Reconocemos en el perro que ciertas razas reaccionan de forma diferente a determinados estímulos. Al galgo le importa poco el ave; el perro de muestra, sin embargo, se siente inevitablemente atraído hacia ella.
 
Algunas características de comportamiento no sonsusceptibles de modificación alguna. Otras pueden ser modificadas solo parcialmente. Es imprescindible el conocimiento de los procesos que intervienen en estos cambios para aplicarlos al adiestramiento.
 
 
 
EVOLUCIÓN DE LAS RAZAS

 

 
 
Hasta nuestros días, la historia del perro ha transcurrido inevitablemente ligada a la del hombre. O dicho de otro modo, la historia de la humanidad se ha desarrollado con el perro al lado.
 
El hombre ha entendido siempre que el perro le reporta ventajas prácticas en el día a día, tanto en el campo como en la ciudad.
 
De las primitivas funciones de pastoreo, vigilancia y cacería, el perro ha pasado a aportar prestaciones de utilidad y trabajo orientadas a través de la aplicación de sus cualidades de comportamiento.
 
Durante el último siglo, y a través del desarrollo de la etología, ciencia que estudia el comportamiento animal, se ha conseguido desarrollar habilidades caninas sumamente sofisticadas y someterlas al control del hombre.
 
Así, el perro interviene en funciones sociales como la ayuda a discapacitados, convirtiéndose en los ojos del ciego, los oídos del sordo, terapia del autista, vigilante constante, rescatador en catástrofes, detector de drogas y explosivos y otras muchas.
 
Muy por encima de la mera tenencia de un animal de compañía, el perro permite a su dueño mantener y desarrollar una relación hombre-animal mucho más profunda.
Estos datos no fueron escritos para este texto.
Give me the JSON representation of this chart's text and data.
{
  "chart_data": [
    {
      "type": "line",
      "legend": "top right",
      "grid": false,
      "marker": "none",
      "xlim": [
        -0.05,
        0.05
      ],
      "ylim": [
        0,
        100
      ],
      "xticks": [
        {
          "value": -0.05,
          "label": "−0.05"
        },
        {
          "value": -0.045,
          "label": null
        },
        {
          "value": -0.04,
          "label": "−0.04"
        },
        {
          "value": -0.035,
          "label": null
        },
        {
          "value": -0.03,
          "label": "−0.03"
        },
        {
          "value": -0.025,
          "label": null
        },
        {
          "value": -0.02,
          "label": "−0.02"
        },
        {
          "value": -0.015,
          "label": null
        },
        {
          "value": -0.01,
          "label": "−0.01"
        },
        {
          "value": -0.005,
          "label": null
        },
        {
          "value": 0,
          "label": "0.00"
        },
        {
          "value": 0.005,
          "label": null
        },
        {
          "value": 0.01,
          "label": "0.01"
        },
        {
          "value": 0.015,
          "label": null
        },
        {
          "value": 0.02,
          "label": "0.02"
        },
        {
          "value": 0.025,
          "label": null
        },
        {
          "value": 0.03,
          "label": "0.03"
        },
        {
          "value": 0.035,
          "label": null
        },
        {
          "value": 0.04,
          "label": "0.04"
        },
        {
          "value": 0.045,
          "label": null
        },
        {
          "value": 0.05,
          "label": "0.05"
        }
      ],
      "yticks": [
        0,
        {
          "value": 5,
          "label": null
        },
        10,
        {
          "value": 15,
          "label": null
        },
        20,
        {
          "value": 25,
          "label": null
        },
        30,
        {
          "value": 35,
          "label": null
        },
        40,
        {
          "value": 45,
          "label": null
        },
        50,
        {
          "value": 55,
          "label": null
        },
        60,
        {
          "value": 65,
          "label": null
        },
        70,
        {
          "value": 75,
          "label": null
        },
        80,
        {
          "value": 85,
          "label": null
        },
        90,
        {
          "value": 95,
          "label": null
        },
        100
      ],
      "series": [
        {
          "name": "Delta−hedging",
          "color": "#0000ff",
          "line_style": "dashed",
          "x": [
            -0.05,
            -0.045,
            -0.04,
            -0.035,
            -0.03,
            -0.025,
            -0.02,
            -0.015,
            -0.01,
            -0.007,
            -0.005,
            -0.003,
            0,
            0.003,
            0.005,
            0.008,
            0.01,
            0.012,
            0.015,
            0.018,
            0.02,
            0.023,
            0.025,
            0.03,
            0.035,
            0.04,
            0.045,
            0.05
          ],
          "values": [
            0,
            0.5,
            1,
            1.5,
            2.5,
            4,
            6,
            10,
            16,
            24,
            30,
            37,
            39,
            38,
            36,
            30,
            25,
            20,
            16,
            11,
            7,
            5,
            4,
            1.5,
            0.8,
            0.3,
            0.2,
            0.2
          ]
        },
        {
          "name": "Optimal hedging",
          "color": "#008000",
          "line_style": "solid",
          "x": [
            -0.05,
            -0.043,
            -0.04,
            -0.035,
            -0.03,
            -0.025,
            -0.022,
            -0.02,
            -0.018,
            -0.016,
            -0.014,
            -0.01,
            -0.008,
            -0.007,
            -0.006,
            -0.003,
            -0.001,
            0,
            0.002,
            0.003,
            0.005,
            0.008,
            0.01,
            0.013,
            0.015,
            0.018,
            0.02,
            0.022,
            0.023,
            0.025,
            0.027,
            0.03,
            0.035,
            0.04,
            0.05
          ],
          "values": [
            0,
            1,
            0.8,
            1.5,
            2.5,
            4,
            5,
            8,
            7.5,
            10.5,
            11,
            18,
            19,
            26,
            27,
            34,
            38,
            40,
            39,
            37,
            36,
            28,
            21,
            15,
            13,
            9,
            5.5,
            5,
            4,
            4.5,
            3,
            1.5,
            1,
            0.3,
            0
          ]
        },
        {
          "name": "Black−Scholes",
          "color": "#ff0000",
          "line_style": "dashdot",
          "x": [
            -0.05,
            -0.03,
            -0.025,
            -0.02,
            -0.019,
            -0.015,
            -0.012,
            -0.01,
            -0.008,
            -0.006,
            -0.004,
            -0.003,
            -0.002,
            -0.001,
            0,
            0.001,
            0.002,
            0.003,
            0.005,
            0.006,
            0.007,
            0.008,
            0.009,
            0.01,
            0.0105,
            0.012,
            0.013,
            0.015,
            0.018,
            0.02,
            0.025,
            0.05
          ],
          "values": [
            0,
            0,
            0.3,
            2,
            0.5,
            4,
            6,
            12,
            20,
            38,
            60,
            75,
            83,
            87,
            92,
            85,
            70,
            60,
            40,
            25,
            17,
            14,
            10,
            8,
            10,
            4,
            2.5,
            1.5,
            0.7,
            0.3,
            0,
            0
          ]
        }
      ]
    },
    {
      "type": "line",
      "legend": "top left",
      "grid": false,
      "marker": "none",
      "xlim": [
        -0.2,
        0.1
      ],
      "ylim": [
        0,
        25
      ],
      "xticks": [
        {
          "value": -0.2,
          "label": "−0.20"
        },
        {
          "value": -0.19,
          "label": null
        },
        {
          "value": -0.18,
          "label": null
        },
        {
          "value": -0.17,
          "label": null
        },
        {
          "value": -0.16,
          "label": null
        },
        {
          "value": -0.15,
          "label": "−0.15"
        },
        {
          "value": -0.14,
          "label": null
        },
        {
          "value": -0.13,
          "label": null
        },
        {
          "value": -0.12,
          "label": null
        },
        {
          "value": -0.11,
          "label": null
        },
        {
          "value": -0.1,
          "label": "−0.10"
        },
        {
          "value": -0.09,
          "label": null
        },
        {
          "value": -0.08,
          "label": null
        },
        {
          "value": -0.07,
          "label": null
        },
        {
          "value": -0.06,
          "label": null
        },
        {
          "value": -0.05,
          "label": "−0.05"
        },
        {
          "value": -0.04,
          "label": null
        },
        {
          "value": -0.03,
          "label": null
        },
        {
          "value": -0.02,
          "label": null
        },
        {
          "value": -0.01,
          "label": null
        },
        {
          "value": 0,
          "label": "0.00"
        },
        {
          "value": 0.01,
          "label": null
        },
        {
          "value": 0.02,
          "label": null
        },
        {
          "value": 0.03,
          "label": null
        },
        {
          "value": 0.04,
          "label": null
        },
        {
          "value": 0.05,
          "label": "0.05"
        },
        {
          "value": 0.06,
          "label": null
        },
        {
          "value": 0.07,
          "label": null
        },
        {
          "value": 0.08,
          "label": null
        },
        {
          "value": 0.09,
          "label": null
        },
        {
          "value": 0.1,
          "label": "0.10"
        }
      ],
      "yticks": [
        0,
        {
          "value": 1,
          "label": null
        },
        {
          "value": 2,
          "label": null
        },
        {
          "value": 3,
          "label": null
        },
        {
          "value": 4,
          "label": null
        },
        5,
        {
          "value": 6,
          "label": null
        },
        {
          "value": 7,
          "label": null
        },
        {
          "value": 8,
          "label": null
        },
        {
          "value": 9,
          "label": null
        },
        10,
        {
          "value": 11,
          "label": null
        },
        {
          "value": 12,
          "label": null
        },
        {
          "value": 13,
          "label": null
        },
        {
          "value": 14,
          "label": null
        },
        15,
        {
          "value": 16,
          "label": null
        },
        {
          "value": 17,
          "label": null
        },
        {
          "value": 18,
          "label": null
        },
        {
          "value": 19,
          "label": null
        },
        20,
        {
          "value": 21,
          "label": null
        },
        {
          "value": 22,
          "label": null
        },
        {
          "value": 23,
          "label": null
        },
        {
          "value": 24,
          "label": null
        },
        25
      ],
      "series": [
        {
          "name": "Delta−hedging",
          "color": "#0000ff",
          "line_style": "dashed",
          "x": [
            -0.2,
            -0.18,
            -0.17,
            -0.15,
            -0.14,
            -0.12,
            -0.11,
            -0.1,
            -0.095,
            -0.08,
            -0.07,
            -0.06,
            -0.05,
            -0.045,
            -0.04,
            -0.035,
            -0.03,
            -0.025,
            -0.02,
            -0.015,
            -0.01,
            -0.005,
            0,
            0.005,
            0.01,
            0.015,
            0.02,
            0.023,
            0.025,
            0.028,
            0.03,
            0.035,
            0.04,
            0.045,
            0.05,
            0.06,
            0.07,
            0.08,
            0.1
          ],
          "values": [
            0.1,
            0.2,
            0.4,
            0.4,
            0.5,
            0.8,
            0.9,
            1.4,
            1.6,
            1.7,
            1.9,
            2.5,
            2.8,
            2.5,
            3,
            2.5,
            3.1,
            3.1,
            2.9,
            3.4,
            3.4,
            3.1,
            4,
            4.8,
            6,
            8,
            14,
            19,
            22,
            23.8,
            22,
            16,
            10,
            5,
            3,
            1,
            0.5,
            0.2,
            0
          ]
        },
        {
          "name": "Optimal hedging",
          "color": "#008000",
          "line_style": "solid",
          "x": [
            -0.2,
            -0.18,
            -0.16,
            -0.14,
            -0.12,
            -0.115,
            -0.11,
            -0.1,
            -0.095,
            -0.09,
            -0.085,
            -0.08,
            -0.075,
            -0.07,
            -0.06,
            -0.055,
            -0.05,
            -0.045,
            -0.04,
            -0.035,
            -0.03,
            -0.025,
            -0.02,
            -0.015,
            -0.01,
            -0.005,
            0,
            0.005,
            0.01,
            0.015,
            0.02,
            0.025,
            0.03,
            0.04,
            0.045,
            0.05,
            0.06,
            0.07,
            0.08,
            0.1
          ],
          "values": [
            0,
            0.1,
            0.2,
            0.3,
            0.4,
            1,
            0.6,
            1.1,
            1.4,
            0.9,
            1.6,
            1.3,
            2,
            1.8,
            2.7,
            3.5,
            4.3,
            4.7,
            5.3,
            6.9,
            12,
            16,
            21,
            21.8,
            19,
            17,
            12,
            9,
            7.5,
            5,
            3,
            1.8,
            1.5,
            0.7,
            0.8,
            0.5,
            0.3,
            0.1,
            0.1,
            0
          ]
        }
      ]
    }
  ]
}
Enriqueciendo el sistema de comunicación entre ambos, a través del conocimiento y del adiestramiento, se estrechará aún más el vínculo que les une desde tiempos inmemoriales.
 
Hoy en día, en las exposiciones caninas que se desarrollan según la reglamentación de la Federación Canina Internacional, las razas se ordenan según el criterio de su empleo. Pero esto constituye el objeto de otro artículo.